The 1994 Rwandan genocide was the last great bloodletting of the century
that came to define organized mass killing. 800,000 Tutsis were murdered
by their Hutu countrymen, ordinary citizens joining in the killing
alongside militia and army. The violence was driven by incendiary
politicians and generals. But one global institution stands accused of
complicity in the mass killings and protecting some of the murderers to
this day.
The Catholic church should have been at the forefront of moral
opposition to the massacres. Instead it was virtually silent as churches
across Rwanda were turned into human slaughterhouses, compromised by an
archbishop closely allied with the politicians behind the genocide. Some
clergy courageously resisted the killers but their bishops were not
there to back them. Other priests and nuns joined the murderers,
overseeing the torture and slaughter of citizens who had turned to the
church for refuge. After the violence ended, the Vatican spirited guilty
members of the clergy out of the country, and over time, quietly worked
them into parishes across Europe.
Chaplains of the Militia is the extraordinary story of those priests
accused of complicity in genocide.

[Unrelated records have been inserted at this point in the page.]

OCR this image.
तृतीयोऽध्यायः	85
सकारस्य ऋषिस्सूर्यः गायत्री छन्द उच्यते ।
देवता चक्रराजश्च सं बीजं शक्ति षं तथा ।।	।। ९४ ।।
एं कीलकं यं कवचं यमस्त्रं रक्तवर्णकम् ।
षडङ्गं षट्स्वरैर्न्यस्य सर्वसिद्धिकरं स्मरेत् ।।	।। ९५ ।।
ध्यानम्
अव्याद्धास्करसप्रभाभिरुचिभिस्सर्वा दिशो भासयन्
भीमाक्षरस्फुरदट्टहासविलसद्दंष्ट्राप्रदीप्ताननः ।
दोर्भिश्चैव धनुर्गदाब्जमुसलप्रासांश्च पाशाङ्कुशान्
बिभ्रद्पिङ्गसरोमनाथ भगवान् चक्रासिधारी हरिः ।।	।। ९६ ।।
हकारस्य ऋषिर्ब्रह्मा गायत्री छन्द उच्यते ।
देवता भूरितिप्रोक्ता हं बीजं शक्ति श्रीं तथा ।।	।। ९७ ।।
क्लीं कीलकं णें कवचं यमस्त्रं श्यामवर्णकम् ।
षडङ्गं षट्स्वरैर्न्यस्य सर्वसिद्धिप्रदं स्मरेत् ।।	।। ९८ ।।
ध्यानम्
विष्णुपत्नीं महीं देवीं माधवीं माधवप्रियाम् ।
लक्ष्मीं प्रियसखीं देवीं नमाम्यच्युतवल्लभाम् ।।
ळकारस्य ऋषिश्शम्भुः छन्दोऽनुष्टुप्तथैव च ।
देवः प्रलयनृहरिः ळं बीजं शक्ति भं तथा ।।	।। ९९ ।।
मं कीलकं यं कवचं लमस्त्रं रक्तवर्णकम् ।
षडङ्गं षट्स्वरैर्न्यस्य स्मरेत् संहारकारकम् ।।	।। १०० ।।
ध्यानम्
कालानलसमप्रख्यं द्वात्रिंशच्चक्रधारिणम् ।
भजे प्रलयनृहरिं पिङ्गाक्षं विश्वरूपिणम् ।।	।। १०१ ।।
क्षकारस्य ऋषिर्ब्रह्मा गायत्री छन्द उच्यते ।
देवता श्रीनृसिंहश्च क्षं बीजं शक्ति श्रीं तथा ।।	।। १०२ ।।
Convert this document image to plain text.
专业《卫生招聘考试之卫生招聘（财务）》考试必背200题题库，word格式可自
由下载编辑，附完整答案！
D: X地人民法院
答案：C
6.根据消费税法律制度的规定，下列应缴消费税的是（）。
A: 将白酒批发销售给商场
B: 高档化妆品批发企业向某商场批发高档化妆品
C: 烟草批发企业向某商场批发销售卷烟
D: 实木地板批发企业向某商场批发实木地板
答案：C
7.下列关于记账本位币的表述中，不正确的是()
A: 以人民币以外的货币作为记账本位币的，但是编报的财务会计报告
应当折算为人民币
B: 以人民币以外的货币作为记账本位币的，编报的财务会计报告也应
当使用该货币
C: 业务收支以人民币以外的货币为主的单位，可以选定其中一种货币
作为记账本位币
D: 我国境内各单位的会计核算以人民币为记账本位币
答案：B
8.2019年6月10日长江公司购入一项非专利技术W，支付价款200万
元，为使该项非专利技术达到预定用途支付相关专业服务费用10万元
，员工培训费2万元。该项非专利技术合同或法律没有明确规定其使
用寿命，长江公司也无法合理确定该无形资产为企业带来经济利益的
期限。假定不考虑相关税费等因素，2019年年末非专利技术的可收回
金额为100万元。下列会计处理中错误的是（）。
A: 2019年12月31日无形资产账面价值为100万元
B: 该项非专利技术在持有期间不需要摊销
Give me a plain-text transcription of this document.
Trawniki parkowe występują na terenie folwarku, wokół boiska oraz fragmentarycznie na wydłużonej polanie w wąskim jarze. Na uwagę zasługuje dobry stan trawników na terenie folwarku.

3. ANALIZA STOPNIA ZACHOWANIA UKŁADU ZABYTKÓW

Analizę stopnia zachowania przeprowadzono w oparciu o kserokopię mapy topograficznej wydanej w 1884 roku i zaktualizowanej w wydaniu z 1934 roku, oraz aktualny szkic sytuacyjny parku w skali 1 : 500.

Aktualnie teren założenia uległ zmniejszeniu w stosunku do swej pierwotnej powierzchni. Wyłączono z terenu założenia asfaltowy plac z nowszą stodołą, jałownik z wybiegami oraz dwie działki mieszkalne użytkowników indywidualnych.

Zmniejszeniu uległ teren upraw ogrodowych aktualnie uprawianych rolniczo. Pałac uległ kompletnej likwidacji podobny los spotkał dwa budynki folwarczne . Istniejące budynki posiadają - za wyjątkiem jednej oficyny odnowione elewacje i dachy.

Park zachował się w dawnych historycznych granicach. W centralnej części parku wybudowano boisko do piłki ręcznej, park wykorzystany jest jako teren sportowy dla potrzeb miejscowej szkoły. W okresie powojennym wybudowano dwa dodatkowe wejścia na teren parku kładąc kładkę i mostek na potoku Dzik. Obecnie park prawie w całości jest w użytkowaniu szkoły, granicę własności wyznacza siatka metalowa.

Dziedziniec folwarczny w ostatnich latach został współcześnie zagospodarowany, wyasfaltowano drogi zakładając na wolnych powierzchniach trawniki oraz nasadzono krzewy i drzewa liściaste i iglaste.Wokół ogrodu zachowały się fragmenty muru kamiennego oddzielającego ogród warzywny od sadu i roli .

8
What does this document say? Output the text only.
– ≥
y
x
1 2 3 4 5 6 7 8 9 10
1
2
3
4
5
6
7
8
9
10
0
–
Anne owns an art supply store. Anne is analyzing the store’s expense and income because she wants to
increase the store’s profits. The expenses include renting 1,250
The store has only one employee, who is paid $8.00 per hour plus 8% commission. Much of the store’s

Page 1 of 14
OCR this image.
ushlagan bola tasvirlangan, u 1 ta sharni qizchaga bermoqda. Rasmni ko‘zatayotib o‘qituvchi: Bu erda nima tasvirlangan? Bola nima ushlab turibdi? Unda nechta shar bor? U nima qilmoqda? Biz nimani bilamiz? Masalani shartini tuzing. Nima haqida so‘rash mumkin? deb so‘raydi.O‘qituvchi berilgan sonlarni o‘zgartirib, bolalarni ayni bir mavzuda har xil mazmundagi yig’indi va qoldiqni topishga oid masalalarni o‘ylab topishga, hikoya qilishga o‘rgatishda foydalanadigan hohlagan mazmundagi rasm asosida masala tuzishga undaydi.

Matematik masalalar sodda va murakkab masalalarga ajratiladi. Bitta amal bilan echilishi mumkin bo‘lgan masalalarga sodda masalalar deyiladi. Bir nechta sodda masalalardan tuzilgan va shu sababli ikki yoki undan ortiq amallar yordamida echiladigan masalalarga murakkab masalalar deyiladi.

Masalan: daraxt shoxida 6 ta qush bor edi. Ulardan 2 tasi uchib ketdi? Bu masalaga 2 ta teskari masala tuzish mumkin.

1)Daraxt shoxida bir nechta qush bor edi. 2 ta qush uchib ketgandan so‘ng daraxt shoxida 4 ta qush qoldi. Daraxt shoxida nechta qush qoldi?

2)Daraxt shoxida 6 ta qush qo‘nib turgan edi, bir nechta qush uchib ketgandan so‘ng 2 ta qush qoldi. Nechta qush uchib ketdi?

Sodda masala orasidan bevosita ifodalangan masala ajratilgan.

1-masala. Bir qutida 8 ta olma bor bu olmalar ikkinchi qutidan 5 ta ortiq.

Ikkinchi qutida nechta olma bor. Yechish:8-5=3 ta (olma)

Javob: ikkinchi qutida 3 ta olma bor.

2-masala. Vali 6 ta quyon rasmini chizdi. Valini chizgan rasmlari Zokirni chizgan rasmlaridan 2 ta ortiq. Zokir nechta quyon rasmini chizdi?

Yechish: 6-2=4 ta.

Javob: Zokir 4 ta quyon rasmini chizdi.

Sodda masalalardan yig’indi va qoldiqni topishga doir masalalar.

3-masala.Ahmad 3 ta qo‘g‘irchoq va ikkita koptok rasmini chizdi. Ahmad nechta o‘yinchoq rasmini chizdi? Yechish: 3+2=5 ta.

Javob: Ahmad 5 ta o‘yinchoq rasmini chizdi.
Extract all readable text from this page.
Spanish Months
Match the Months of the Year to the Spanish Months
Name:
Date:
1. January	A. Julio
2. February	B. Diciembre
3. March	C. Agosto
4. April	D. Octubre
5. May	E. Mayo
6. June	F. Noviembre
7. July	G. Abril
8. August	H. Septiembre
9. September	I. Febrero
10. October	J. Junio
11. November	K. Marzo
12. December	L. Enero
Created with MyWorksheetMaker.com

Chris McGreal takes us from Rwanda in
1994, where he stood among the bodies at one of the many massacres in
churches, to modern-day France in pursuit of a priest notorious during
the genocide for wearing a gun and selecting victims for the
machete-waving militia. He investigates the roots of the Catholic
church's complicity in the ideology that underpinned the mass killings,
confronting bishops and priests with a past some would rather forget.
And, in an echo of the scandal over paedophile priests, he exposes the
Vatican's continued protection of clergy with blood on their hands.